Principle:Kserve Kserve Canary Traffic Splitting
| Knowledge Sources | |
|---|---|
| Domains | MLOps, Deployment_Strategy, Traffic_Management |
| Last Updated | 2026-02-13 00:00 GMT |
Overview
A traffic management technique that routes a configurable percentage of inference requests to a new model version while keeping the majority on the stable version.
Description
Canary Traffic Splitting allows operators to gradually shift traffic from an established model version to a new one. By setting canaryTrafficPercent on the InferenceService spec, KServe instructs the Knative reconciler to create two traffic targets:
- Stable revision: Receives (100 - canaryTrafficPercent)% of traffic
- Canary revision: Receives canaryTrafficPercent% of traffic
This pattern minimizes risk during model updates. If the canary shows degraded performance, only a small fraction of users are affected, and rollback is immediate.
Usage
Use this technique when deploying a new model version that needs validation in production before full rollout. Applicable to:
- Model accuracy improvements
- Framework version upgrades
- Resource configuration changes
- Any change that could affect prediction quality or latency
Theoretical Basis
# Traffic splitting model (NOT implementation code)

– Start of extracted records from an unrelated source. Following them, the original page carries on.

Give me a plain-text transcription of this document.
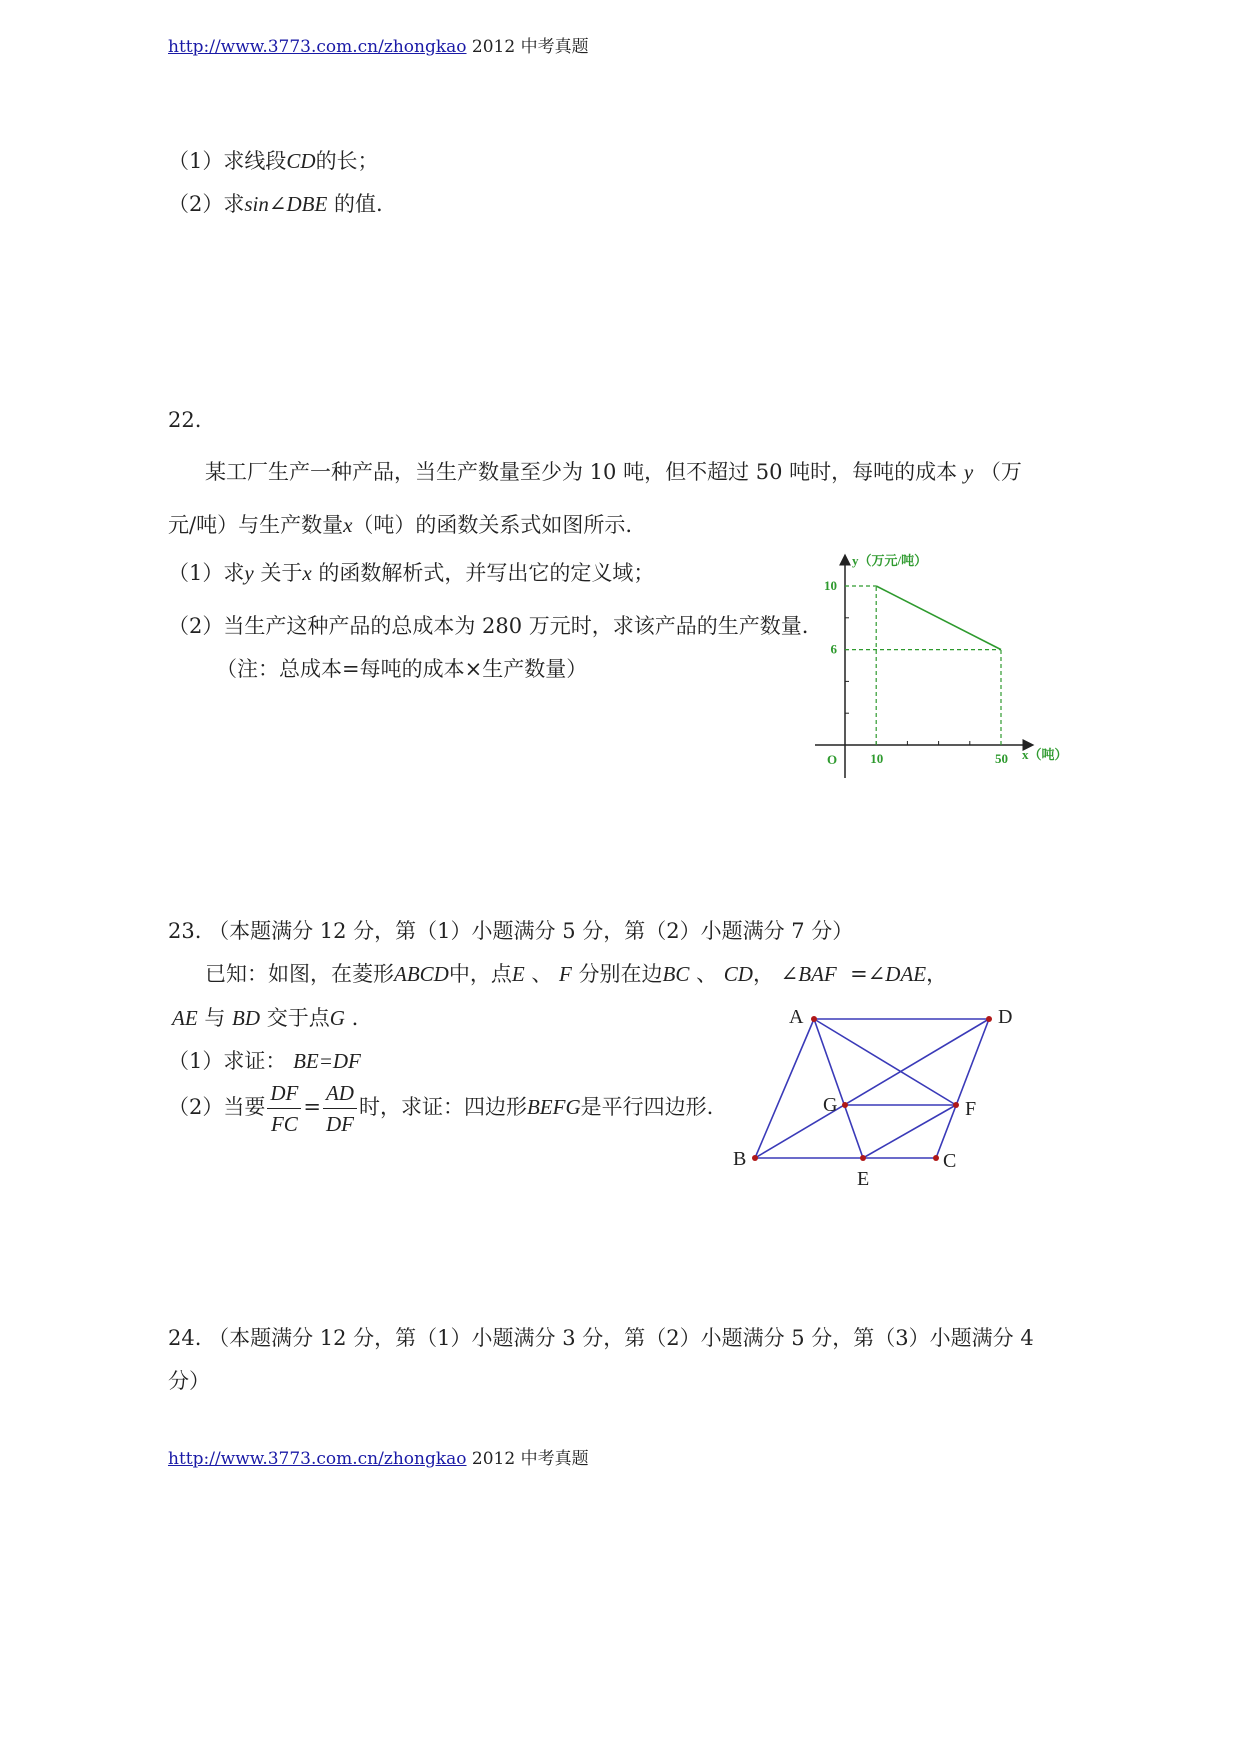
http://www.3773.com.cn/zhongkao 2012 中考真题
（1）求线段CD的长；
（2）求sin∠DBE 的值.
22.
某工厂生产一种产品，当生产数量至少为 10 吨，但不超过 50 吨时，每吨的成本 y （万
元/吨）与生产数量x（吨）的函数关系式如图所示.
（1）求y 关于x 的函数解析式，并写出它的定义域；
（2）当生产这种产品的总成本为 280 万元时，求该产品的生产数量.
（注：总成本=每吨的成本×生产数量）
10	50
10
6
y（万元/吨）
x（吨）
O
23. （本题满分 12 分，第（1）小题满分 5 分，第（2）小题满分 7 分）
已知：如图，在菱形ABCD中，点E 、 F 分别在边BC 、 CD， ∠BAF =∠DAE，
AE 与 BD 交于点G .
（1）求证： BE=DF
（2）当要 $\frac{DF}{FC} = \frac{AD}{DF}$ 时，求证：四边形BEFG是平行四边形.
A	D
G	F
B
E
C
24. （本题满分 12 分，第（1）小题满分 3 分，第（2）小题满分 5 分，第（3）小题满分 4
分）
http://www.3773.com.cn/zhongkao 2012 中考真题
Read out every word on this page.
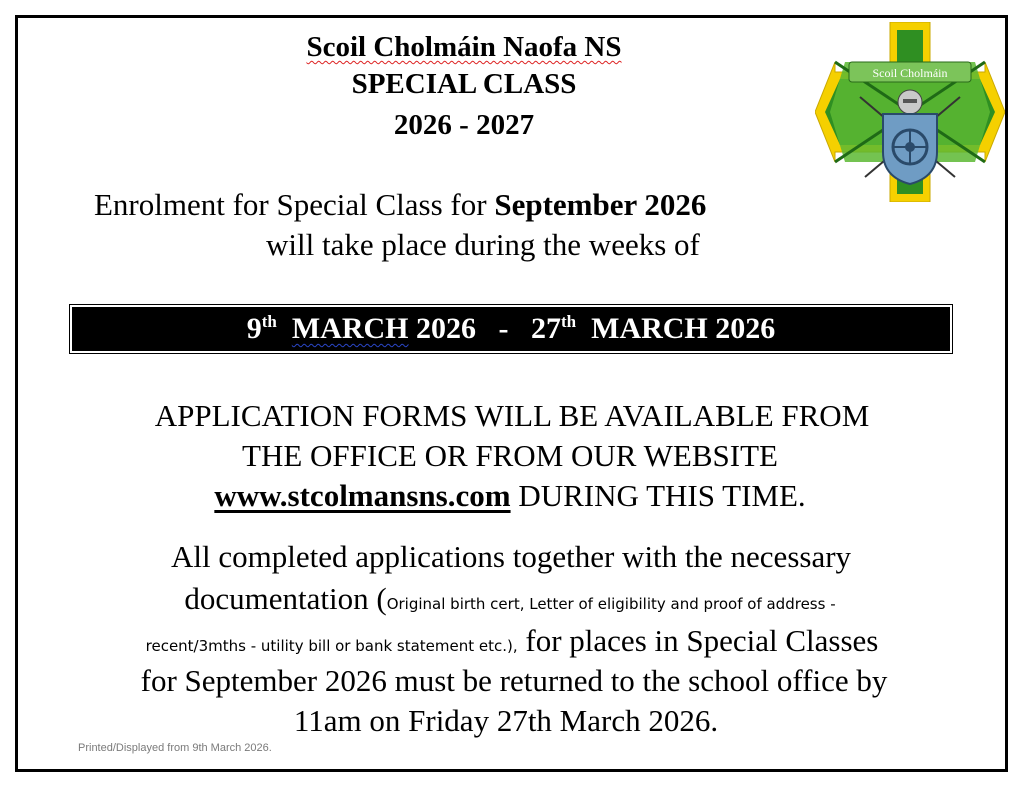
Scoil Cholmáin Naofa NS
SPECIAL CLASS
2026 - 2027
Scoil Cholmáin
Enrolment for Special Class for September 2026
will take place during the weeks of
9th MARCH 2026 - 27th MARCH 2026
APPLICATION FORMS WILL BE AVAILABLE FROM
THE OFFICE OR FROM OUR WEBSITE
www.stcolmansns.com DURING THIS TIME.
All completed applications together with the necessary
documentation (Original birth cert, Letter of eligibility and proof of address -
recent/3mths - utility bill or bank statement etc.), for places in Special Classes
for September 2026 must be returned to the school office by
11am on Friday 27th March 2026.
Printed/Displayed from 9th March 2026.
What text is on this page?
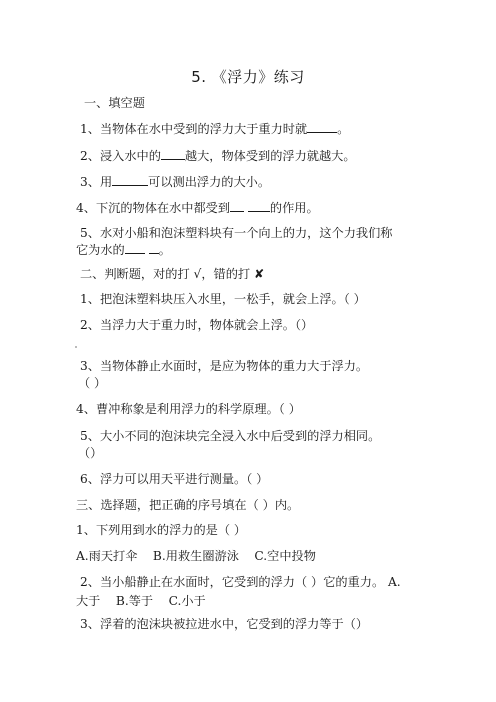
5. 《浮力》练习
一、填空题
1、当物体在水中受到的浮力大于重力时就 。
2、浸入水中的 越大，物体受到的浮力就越大。
3、用	可以测出浮力的大小。
4、下沉的物体在水中都受到	的作用。
5、水对小船和泡沫塑料块有一个向上的力，这个力我们称
它为水的	。
二、判断题，对的打 √，错的打 ✘
1、把泡沫塑料块压入水里，一松手，就会上浮。（ ）
2、当浮力大于重力时，物体就会上浮。（）
3、当物体静止水面时，是应为物体的重力大于浮力。
（ ）
4、曹冲称象是利用浮力的科学原理。（ ）
5、大小不同的泡沫块完全浸入水中后受到的浮力相同。
（）
6、浮力可以用天平进行测量。（ ）
三、选择题，把正确的序号填在（ ）内。
1、下列用到水的浮力的是（ ）
A.雨天打伞    B.用救生圈游泳    C.空中投物
2、当小船静止在水面时，它受到的浮力（ ）它的重力。 A.
大于    B.等于    C.小于
3、浮着的泡沫块被拉进水中，它受到的浮力等于（）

Given: canaryTrafficPercent = P
Traffic distribution:
Stable (previous revision): (100 - P)%
Canary (latest revision): P%
Knative Traffic Targets:
[{tag: "prev", revisionName: "rev-00001", percent: (100-P)},
{tag: "latest", latestRevision: true, percent: P}]
Progressive rollout: P = 10 → 20 → 50 → 100 (promote)
Rollback: set P = 0 (all traffic to stable)